August 15, 2007 00:00:00


FRANKFURT, Aug 14 (AFP): Central banks around the world pumped out tens of billions more dollars yesterday to help commercial banks hit by the US home loan sector crisis, as shares bounced back from a turbulent week.
The European Central Bank (ECB) injected another 47.66 billion euros (65.06 billion dollars) after putting a record 155.85 billion euros into the market last Thursday and Friday.
The bank, seeking to assure rattled investors, said conditions were gradually returning to normal, as world stock markets rallied after taking a battering last week from the US subprime mortgage sector crisis.
Later, the US Federal Reserve injected two billion dollars after releasing 62 billion dollars late last week in the biggest influx since the aftermath of the September 11, 2001 attacks.
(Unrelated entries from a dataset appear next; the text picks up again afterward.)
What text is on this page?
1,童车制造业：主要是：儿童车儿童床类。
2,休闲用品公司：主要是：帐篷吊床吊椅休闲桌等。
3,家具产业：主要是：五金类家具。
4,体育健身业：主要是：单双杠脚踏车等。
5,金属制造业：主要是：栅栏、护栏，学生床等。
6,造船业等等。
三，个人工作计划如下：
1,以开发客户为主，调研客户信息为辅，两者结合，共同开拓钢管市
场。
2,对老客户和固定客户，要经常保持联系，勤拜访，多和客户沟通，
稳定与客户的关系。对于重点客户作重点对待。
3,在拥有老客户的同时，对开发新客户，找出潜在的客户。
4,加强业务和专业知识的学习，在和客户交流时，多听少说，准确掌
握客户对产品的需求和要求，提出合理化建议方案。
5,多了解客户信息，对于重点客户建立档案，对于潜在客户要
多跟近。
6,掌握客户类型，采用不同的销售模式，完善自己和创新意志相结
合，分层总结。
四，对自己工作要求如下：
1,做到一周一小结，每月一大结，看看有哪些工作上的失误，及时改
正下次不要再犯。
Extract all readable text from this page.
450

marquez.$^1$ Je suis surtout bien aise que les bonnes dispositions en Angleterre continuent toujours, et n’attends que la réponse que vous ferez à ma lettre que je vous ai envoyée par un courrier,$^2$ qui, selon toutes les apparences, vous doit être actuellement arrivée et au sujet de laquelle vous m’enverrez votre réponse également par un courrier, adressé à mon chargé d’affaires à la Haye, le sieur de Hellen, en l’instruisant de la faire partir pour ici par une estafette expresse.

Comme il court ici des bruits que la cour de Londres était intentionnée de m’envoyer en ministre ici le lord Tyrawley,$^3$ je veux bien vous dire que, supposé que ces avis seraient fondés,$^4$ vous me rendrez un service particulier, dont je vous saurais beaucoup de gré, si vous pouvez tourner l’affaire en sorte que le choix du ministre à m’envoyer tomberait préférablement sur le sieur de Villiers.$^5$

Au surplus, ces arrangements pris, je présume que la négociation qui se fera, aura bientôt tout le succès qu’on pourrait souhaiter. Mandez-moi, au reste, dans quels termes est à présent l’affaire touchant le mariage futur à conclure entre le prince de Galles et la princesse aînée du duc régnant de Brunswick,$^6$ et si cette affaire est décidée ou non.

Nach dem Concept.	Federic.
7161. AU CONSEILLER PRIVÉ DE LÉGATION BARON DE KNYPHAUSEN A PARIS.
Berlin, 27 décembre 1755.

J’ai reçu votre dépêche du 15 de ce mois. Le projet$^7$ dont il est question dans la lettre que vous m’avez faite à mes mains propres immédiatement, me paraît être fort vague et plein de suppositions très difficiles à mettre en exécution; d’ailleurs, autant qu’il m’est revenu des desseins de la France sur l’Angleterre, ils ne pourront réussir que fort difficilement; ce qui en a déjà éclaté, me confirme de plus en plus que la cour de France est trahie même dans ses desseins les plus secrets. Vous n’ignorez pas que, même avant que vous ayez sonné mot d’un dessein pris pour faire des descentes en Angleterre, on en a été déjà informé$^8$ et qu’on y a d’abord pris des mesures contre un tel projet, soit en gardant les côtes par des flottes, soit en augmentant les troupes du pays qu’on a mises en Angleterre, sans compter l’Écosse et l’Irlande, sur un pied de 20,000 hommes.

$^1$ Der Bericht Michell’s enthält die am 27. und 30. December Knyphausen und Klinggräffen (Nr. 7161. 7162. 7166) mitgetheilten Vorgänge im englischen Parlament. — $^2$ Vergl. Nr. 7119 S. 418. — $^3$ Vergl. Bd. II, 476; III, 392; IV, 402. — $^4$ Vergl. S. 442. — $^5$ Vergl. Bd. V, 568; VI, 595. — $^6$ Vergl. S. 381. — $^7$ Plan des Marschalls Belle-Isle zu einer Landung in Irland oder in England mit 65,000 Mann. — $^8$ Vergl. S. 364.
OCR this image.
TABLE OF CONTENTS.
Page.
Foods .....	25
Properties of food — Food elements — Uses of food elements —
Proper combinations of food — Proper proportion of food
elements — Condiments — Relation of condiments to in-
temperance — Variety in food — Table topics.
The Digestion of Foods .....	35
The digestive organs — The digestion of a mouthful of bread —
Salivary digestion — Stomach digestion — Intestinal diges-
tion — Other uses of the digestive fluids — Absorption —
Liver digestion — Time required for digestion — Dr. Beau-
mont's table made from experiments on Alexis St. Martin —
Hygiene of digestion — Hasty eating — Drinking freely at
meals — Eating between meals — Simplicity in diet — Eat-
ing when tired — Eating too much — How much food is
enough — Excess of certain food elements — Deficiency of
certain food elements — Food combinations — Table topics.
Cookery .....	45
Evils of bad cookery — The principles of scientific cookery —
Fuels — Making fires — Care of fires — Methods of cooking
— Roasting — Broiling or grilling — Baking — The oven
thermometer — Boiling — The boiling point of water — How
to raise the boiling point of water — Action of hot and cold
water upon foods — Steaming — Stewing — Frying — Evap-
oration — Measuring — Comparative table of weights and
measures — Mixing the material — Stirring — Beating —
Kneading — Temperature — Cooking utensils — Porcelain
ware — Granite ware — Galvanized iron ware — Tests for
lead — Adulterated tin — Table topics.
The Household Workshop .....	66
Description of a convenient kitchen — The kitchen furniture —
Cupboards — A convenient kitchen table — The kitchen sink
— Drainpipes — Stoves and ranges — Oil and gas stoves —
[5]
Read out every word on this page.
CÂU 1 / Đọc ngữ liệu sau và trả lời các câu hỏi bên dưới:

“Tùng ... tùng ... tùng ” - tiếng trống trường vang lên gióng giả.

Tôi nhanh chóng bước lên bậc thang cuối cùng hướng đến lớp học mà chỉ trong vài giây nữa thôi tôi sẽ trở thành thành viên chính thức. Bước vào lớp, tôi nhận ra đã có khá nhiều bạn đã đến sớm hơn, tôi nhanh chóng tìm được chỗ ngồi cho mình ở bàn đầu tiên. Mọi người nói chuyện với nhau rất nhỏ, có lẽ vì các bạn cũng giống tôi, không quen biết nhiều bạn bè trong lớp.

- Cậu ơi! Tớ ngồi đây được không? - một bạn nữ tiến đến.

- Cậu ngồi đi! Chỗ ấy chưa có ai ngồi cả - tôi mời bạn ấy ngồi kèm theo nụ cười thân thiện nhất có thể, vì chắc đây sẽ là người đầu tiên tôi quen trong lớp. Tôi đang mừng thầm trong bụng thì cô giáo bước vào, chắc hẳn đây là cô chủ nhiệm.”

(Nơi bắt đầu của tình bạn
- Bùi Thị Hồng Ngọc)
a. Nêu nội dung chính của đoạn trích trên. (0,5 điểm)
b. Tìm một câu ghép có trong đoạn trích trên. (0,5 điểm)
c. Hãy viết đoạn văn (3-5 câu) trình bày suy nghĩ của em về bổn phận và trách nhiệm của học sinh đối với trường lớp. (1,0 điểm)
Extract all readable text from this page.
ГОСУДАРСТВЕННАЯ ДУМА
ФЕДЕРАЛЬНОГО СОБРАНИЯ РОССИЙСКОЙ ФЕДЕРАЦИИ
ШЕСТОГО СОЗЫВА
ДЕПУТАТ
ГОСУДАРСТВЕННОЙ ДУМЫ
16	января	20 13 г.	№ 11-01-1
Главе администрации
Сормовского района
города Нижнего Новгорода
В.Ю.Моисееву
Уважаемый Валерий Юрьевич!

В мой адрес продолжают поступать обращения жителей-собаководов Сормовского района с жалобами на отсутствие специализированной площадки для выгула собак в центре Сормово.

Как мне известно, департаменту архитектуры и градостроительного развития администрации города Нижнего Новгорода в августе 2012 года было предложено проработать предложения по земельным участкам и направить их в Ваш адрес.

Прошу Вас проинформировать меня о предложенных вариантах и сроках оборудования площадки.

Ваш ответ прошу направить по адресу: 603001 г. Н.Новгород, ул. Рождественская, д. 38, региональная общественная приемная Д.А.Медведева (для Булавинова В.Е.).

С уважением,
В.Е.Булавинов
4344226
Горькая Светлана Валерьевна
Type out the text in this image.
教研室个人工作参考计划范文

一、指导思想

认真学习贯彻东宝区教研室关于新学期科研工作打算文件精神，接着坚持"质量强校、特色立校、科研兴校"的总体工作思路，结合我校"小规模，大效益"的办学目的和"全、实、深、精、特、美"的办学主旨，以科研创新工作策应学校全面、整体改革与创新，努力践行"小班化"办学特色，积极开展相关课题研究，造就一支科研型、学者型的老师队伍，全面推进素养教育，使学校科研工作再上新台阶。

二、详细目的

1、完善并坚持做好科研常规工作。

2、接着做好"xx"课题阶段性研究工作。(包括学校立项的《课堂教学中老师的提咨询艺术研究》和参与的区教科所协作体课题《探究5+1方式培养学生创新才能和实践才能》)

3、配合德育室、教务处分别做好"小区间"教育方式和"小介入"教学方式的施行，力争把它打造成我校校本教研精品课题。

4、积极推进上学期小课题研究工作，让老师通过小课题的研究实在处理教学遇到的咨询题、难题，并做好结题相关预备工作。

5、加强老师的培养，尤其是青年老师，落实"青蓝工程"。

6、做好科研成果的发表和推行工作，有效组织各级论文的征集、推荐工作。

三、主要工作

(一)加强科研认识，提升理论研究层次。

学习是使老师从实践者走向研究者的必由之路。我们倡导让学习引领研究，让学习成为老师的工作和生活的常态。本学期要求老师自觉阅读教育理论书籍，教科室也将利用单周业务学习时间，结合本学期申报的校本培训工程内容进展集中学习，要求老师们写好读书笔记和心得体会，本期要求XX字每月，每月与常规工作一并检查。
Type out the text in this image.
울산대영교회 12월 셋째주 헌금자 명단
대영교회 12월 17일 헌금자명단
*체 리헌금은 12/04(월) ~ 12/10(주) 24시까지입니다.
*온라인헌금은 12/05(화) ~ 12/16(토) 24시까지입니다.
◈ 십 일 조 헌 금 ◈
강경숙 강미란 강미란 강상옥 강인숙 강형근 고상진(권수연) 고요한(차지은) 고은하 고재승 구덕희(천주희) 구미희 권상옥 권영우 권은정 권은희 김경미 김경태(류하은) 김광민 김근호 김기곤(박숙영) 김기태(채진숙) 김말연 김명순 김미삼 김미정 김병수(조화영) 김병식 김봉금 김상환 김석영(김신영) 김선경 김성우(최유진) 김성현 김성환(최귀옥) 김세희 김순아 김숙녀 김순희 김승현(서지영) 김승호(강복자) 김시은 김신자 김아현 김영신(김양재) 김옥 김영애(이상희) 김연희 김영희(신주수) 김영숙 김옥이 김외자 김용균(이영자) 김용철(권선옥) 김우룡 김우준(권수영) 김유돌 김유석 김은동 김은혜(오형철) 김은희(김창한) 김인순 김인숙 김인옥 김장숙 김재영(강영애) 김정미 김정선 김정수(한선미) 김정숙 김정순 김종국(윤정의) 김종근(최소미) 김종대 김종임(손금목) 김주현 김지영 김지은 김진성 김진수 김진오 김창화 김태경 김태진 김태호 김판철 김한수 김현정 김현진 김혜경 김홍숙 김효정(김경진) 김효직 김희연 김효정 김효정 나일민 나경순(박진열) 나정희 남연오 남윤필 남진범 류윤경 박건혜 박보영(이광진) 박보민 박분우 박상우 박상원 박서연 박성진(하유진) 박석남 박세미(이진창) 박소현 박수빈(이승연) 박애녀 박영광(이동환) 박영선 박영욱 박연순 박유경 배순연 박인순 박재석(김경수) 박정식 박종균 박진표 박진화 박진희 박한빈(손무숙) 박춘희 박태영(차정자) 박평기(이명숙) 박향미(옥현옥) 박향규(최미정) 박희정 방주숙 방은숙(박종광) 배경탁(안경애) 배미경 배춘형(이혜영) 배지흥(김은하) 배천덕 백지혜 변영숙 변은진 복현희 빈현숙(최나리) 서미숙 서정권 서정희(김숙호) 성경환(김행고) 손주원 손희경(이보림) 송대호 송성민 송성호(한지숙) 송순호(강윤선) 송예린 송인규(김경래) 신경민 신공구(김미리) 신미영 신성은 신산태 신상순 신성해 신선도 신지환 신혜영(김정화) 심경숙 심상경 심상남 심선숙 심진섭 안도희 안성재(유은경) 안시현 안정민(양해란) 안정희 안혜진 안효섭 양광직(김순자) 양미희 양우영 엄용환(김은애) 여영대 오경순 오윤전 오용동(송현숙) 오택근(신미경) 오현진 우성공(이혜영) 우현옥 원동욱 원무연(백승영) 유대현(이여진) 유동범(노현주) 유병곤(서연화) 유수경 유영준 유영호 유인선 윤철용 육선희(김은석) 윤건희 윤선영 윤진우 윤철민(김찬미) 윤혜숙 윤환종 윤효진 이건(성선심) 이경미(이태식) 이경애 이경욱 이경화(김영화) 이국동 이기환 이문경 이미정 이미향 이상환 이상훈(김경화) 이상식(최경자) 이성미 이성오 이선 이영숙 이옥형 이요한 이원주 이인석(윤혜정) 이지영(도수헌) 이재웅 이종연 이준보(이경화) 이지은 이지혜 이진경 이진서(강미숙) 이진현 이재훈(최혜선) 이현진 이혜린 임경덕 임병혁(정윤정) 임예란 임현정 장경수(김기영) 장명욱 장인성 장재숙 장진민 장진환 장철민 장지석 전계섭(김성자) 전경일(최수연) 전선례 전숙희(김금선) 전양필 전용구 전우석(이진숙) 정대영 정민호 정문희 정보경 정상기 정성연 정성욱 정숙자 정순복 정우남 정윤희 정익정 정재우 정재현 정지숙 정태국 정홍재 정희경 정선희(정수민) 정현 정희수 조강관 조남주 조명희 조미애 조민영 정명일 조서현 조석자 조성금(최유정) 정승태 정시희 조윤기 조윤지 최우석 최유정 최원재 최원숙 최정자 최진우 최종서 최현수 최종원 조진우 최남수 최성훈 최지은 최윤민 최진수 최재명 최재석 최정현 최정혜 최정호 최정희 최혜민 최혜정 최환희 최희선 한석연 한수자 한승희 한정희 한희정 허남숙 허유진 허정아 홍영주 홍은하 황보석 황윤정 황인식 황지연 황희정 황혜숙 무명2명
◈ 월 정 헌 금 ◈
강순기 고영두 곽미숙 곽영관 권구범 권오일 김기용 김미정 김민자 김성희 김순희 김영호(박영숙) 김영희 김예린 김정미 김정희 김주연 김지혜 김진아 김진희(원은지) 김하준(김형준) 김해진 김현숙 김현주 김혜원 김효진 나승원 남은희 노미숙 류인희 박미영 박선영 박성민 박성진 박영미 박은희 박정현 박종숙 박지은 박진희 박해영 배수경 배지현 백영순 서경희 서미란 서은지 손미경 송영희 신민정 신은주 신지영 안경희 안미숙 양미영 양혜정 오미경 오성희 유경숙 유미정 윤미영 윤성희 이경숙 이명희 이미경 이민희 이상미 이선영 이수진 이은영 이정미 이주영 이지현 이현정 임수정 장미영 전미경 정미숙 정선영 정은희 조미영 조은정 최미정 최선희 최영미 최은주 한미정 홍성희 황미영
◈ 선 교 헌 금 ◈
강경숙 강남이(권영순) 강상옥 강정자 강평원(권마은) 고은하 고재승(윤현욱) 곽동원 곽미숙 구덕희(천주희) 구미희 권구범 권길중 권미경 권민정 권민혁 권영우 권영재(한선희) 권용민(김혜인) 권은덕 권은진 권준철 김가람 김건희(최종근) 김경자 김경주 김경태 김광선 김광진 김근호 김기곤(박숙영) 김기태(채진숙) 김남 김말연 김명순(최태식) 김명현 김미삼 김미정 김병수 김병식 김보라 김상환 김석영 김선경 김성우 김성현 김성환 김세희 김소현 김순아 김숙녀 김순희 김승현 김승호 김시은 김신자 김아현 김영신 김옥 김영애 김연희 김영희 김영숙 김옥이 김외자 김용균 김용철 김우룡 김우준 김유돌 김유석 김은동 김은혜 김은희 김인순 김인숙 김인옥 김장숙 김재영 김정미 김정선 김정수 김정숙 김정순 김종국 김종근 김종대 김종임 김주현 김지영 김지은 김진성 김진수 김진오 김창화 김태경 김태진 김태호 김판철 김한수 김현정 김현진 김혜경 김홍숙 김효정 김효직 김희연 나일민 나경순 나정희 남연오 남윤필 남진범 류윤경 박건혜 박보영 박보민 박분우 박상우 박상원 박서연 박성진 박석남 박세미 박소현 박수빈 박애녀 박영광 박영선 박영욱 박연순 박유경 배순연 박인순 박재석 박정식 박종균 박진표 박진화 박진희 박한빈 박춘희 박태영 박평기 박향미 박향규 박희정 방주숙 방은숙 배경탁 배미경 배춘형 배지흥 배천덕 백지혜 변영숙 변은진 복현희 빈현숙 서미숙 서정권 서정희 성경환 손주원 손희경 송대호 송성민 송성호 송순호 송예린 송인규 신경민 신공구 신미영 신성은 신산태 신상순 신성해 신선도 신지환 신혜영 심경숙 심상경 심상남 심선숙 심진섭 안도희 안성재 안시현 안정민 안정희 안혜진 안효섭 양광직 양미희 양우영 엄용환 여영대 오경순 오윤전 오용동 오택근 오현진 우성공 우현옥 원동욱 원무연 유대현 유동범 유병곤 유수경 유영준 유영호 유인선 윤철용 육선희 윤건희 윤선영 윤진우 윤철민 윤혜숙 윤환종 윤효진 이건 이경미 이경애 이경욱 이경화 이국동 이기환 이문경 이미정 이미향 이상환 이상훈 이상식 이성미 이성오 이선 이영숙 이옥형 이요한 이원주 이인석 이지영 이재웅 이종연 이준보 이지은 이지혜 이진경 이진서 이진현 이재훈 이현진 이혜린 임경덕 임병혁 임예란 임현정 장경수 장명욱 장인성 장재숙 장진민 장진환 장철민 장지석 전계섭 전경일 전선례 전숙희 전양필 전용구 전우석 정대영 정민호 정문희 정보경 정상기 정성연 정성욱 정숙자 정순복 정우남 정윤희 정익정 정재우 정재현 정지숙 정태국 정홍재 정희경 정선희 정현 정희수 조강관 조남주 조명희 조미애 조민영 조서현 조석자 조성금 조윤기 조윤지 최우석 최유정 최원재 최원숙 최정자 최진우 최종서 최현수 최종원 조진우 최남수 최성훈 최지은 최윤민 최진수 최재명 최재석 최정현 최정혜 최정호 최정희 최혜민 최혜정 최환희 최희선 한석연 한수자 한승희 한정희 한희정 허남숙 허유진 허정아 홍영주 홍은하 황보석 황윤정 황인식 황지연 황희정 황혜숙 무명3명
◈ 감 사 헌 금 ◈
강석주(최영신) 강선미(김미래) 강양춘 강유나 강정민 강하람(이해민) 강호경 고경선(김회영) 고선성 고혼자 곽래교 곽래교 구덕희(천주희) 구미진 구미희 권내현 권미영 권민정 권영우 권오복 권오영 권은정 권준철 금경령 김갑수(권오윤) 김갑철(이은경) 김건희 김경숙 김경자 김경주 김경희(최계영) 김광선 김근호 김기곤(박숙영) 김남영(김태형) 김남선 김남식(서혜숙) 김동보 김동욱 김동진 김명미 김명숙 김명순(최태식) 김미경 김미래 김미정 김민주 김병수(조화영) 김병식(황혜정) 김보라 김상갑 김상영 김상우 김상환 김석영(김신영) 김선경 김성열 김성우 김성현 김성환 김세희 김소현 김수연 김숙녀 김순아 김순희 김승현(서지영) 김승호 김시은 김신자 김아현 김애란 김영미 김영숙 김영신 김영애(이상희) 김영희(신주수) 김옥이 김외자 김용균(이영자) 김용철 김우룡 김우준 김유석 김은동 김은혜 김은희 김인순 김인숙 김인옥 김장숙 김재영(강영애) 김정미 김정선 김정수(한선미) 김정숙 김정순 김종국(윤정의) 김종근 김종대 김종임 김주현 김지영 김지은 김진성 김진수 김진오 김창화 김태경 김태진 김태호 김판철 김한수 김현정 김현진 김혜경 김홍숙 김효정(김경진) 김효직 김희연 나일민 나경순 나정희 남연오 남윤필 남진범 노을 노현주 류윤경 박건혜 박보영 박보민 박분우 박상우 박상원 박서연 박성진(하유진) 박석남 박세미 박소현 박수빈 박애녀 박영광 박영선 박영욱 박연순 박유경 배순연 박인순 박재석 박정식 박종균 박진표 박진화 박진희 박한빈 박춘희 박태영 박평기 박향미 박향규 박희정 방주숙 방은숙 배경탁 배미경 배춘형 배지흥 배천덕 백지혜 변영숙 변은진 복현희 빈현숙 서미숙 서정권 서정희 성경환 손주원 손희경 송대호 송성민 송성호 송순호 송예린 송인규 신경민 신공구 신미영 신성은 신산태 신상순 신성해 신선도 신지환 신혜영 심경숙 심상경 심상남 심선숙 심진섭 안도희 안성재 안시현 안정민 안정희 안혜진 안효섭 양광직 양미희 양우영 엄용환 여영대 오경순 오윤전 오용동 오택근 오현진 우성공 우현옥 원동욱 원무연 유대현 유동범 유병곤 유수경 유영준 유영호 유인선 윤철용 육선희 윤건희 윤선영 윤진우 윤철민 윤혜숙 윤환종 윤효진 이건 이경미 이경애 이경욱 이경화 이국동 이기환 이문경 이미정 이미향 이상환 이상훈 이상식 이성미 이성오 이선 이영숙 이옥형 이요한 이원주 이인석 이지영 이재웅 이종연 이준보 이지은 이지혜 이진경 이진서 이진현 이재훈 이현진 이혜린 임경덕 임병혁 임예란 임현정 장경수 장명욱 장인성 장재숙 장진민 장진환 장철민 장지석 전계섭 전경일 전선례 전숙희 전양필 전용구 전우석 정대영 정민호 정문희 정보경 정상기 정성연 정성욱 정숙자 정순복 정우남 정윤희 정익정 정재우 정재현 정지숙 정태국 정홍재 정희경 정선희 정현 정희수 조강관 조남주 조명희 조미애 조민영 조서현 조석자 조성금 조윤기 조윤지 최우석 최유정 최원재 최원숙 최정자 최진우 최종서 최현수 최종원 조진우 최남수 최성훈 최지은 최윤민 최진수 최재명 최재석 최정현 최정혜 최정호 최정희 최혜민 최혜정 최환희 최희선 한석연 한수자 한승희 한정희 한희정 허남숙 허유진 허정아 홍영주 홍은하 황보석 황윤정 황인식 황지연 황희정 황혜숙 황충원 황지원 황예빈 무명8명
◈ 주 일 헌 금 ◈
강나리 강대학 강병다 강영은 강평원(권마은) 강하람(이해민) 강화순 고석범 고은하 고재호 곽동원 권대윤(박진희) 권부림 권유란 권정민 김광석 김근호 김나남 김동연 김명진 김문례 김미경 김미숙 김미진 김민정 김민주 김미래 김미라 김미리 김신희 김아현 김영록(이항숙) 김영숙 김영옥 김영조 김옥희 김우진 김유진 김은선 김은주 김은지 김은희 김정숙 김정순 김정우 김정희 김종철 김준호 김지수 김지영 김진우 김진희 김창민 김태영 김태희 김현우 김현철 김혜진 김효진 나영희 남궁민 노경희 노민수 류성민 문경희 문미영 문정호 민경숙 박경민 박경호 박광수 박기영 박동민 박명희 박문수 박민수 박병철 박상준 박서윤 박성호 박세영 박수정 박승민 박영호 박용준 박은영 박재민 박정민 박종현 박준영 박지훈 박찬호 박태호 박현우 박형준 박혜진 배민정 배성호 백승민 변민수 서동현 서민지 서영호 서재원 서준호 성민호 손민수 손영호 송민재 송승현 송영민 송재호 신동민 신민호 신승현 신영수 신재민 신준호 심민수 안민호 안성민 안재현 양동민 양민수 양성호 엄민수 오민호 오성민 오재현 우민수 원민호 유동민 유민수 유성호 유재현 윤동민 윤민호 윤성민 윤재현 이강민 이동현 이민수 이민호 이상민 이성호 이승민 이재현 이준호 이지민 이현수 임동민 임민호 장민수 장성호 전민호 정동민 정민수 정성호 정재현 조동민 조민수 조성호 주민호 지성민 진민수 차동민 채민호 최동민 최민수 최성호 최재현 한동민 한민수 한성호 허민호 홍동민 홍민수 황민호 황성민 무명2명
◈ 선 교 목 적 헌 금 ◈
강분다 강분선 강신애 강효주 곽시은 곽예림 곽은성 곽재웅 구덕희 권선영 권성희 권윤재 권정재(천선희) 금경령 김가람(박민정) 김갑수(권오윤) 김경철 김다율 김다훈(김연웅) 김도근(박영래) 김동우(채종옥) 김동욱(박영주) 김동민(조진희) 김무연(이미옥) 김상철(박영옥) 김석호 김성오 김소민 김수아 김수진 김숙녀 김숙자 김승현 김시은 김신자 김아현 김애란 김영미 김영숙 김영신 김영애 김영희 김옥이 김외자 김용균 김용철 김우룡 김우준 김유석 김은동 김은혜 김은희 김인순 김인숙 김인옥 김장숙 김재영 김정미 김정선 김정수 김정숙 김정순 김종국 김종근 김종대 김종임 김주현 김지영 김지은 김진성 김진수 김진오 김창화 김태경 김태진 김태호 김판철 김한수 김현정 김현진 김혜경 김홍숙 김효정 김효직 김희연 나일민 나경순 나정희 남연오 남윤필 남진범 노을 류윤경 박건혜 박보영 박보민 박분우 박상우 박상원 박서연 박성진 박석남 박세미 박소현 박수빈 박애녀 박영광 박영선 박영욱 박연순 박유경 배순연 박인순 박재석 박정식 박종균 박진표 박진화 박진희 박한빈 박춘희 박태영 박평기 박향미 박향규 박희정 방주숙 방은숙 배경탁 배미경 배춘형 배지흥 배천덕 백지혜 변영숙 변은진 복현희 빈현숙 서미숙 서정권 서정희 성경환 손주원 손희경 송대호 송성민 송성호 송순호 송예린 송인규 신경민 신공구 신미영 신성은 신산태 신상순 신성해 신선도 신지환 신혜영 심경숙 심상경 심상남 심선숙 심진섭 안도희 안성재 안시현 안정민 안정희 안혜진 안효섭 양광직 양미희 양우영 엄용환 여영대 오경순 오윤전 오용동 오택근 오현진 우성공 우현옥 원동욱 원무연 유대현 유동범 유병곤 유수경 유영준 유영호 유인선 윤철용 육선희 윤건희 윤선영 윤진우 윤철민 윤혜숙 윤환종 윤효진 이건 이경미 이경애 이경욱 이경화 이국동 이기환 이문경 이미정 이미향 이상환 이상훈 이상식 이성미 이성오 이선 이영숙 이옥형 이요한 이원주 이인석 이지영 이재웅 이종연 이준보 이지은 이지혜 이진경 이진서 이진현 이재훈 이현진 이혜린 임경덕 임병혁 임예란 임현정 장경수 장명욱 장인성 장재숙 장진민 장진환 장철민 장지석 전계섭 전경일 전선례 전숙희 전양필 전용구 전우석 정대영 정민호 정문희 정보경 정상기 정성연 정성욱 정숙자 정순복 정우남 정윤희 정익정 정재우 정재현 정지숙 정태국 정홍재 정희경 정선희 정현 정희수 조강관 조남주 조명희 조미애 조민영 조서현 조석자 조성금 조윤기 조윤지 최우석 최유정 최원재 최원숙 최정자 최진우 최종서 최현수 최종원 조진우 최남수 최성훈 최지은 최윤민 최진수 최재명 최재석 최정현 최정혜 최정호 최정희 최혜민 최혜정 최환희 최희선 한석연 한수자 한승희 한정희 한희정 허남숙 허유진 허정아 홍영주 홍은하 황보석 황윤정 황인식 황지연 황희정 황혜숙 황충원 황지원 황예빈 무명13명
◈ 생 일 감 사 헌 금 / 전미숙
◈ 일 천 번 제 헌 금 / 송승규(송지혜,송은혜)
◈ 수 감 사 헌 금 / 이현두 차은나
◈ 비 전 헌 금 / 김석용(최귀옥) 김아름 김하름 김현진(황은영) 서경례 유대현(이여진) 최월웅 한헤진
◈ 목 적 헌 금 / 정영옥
The Bank of Japan was also active.
A research note from London-based Capital Economics said the central banks' rare coordinated moves were effective, reassuring investors that they would act to head off a credit crisis, but did not guarantee smooth sailing ahead.
"Nonetheless, even though the worst fears had always looked overdone, it is too soon to sound the all clear," it said.
"It seems unlikely that we have heard the last of the bad news on the fall-out from the subprime crisis on individual banks and hedge funds."
The cash injections, which enable commercial banks to borrow from the central bank to meet their liquidity needs, are aimed at forestalling a credit crunch linked to problems in the US subprime mortgage market.
Subprime loans are mortgages offered at higher than average rates to Americans who have a poor credit rating and might otherwise be denied credit.
The current crisis stems from concerns that banks exposed to losses in the US subprime market might have insufficient cash to continue lending normally, drying up funds needed for investments and thereby damaging the economy.
Analyst Mitul Kotecha with Calyon Financial said skittishness on the markets could prompt central banks to lower interest rates.
"Anytime there is any improvement in sentiment, it only takes more bad news from a hedge fund or bank to reverse it again," he warned.
"The longer it continues, the greater the chance of rate cuts, but even that may matter little if this develops into a full-blown credit crunch."
The chief economist with Frankfurt's DekaBank, Ulrich Kater, warned that the crisis in the US real estate market could prove to be a drain on the economy as a whole.
"Many banks will not hand out loans as carelessly," he told German rolling news channel N24, adding that such a stance could slow investments in Europe and the United States.
He warned the ECB against a planned interest rate hike in September.
Stock markets worldwide clawed their way back Monday after steep losses late last week.
US shares opened higher Monday, European shares closed with large gains and most Asian stock markets were positive.
In further developments Monday linked to the stock market turmoil, Goldman Sachs, one of Wall Street's most prestigious investment banks, teamed up with a group of investors to lead a three-billion-dollar bailout of a hedge fund it manages.
Japan's central bank said earlier it would pump another 600 billion yen (5.0 billion dollars) into the money market, on top of a one-trillion-yen injection Friday.
The Frankfurt-based ECB, which sets monetary policy in France, Germany, Italy and the 10 other nations that use the euro, said Monday's move should shore up investor confidence.
"With this fine-tuning operation, the ECB is further supporting th normalisation of conditions in the money market," it said.